All I have to do is telling them the new IP address and the domain name, of course, they will then edit their /etc/hosts accordingly on their machine in this manner: [new-ip-address-no-brackets-pls] example.com www.example.com they may clear browsing data on their browsers and then view that development site deployed from a snapshot of the current live site, while all other universe views the same site in its original state, what a wonderful setup for website development!

Definitely this would be my go-to method for development. I don't know any other method that can easily beat this one, glad if someone would like to share some.

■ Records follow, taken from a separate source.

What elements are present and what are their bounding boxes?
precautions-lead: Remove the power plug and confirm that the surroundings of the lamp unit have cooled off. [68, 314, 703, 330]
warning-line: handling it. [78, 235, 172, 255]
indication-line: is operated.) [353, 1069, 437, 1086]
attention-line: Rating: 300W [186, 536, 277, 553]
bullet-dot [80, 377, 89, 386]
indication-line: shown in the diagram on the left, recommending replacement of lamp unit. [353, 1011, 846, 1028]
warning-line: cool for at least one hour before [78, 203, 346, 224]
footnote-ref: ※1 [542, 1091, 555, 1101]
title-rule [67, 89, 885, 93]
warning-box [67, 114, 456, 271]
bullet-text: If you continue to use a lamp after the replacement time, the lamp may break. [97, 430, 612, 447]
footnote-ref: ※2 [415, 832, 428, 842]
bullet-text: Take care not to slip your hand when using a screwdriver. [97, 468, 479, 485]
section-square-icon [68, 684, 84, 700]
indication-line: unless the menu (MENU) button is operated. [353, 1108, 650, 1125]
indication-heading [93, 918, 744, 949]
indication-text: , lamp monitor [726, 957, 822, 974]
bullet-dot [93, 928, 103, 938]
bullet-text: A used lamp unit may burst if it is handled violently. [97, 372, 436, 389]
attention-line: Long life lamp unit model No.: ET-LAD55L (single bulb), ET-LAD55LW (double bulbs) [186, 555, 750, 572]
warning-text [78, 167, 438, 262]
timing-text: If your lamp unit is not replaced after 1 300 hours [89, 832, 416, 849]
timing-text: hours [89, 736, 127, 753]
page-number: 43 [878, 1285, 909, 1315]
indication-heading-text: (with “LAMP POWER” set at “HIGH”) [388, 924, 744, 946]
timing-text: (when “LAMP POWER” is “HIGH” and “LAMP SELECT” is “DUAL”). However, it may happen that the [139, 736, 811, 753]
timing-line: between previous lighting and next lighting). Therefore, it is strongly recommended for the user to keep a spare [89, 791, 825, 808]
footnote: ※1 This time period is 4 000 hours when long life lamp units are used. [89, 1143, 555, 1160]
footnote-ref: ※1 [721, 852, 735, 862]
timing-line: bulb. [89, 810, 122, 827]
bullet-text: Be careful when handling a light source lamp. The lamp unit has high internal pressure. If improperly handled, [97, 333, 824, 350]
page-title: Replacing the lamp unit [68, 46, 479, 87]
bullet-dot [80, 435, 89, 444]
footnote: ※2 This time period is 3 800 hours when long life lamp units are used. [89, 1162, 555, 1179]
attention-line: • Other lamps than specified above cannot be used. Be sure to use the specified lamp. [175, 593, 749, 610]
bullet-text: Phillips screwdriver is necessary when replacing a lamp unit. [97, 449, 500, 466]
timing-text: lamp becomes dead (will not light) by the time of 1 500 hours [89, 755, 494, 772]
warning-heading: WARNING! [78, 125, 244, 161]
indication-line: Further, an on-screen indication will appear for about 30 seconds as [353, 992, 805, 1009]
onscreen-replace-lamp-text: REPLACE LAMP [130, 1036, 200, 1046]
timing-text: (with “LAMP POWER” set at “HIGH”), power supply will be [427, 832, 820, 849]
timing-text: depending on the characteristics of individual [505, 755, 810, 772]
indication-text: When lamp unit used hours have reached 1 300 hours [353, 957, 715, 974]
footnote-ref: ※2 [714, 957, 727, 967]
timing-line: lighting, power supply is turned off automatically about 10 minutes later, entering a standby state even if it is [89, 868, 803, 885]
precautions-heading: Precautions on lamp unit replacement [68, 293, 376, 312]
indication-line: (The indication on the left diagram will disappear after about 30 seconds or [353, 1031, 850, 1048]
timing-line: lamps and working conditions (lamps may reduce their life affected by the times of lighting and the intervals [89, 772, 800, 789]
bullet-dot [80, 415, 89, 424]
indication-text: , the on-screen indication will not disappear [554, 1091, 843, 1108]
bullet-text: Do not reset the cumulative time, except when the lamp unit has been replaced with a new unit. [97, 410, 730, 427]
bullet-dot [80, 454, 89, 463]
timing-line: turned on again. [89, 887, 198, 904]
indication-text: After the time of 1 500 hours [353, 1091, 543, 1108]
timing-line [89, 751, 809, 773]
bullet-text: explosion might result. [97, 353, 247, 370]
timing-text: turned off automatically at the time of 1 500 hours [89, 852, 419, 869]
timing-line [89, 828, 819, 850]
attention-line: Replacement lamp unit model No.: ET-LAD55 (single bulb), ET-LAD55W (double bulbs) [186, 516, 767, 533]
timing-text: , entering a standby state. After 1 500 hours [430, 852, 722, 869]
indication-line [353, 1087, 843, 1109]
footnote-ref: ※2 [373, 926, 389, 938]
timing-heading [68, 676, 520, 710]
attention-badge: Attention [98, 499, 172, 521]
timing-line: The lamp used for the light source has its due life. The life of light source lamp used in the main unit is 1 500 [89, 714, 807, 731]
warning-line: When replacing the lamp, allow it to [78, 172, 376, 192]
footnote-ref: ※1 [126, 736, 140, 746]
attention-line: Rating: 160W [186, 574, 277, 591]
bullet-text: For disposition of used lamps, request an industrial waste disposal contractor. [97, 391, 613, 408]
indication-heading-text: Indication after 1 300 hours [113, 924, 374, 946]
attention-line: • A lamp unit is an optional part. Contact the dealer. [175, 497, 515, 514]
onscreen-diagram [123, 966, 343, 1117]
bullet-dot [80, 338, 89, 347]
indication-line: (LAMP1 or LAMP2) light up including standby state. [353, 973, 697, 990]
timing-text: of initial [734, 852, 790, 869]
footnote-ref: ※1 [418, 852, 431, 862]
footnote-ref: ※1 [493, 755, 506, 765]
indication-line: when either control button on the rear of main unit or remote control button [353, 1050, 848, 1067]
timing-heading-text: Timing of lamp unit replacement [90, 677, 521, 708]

simply put 'change the IP addresses' wherever found to the newly given one on the new instance: - wp-config.php

  • /etc/mysql/my.cnf two locations host and bind-address

  • /etc/ee/ee.conf but that might be not needed

  • now the tricky part is to do MySQL editing, I am using MariaDB. First of all you wouldn't be able to login as before to your mysql even after all of the replacements done above, I wouldn't be given the permission to login to mysql on this new server no matter what (no idea why). So a workaround would be to logging as localhost which was scenario-saving:mysql -u root -h localhost -p

Then you must be logged in: once there you can do the database replacement of all your users@old-ip-address to user@new-ip-address for example:

mysql> RENAME USER root@[old-ip-add-without-square-brackets] TO root@[new-ip-address-again-without-square-brackets];

Make sure to replace the IP address for all your users and finally do:

mysql> FLUSH PRIVILEGES; and then I could view my newly restored instance with all of its sites. If you have more than one site, it is obvious you have to change IP address inside the respective wp-config.php files, all other replacements under /etc/ are central on the server no site-specific.